Chryste, to go dobija.
– Spędziliście szesnaście szczęśliwych lat. Ed cię kochał. Nie przejmował się…
– Chciałam mieć dziecko. Dlatego wczoraj w nocy przyjechał. To był mój płodny okres. Powinien był zostać w ośrodku. Tam nic by mu nie groziło. – Podniosła głowę. – Istne szaleństwo. To się nie trzyma kupy. Był naukowcem. Nikt nie wysadza w powietrze naukowców. To się przytrafia politykom, nawiedzonym duchownym albo mafiosom. Nie ludziom takim jak Ed.
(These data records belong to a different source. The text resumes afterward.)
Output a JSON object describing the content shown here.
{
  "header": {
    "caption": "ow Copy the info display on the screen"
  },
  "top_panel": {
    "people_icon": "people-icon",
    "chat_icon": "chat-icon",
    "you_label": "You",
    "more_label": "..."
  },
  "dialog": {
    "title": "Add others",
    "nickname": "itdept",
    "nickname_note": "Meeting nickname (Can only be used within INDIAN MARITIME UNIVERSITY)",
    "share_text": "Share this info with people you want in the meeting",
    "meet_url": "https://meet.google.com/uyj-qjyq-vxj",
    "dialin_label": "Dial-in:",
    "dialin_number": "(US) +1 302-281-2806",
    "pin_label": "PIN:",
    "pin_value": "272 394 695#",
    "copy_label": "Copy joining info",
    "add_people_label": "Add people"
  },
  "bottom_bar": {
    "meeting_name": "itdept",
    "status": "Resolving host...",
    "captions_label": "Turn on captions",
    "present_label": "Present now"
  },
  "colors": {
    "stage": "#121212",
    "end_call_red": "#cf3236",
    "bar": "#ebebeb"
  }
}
– Ktoś powiadomił twoją rodzinę?
– Powiedziałam siostrze, żeby nie przyjeżdżała. Nie lubili się z Edem.
– Ktoś jeszcze?
– Moja matka już leci z Rhode Island. – Odepchnęła go i wyprostowała się. – Przepraszam, to żenująca scena. Nie wiesz, jak się zachować. Do licha, ja też nie wiem.
– Nie czuję się zażenowany.
– Ale ja tak. Nigdy nie umiałeś sobie radzić… – Zawahała się. – To przez tę rzecz, nad którą pracował, prawda? Którą ty mu dałeś?
– Tak.
– I kosztowała go życie. – Tak.
– Był twoim przyjacielem – szepnęła. – Dlaczego?
– To była ważna sprawa.
– Aż tak ważna, że musiał umrzeć. Każde słowo smagało go jak biczem.
– Sądziłem, że będzie bezpieczny, Marto.
– Ale nie był. – Kołysała się. – Nie był bezpieczny. Popełniliście błąd. Ty popełniłeś błąd.
– Wiem – odparł chrapliwie. – Wiem o tym.
– I ja też. Zrobiłam niewybaczalny błąd.
– Nieprawda. Nie uważałby, że zawracałaś mu głowę bar mictwą.
– Nie, nie chodzi o to. Dziecko. O Boże, a jeśli spodziewam się dziecka? – Oczy znowu wypełniły jej się łzami. Szeptała. – Nie zniosłabym tego. To by mnie zabiło. Nie mogłabym mieć dziecka, jeśli Eda ze mną nie będzie.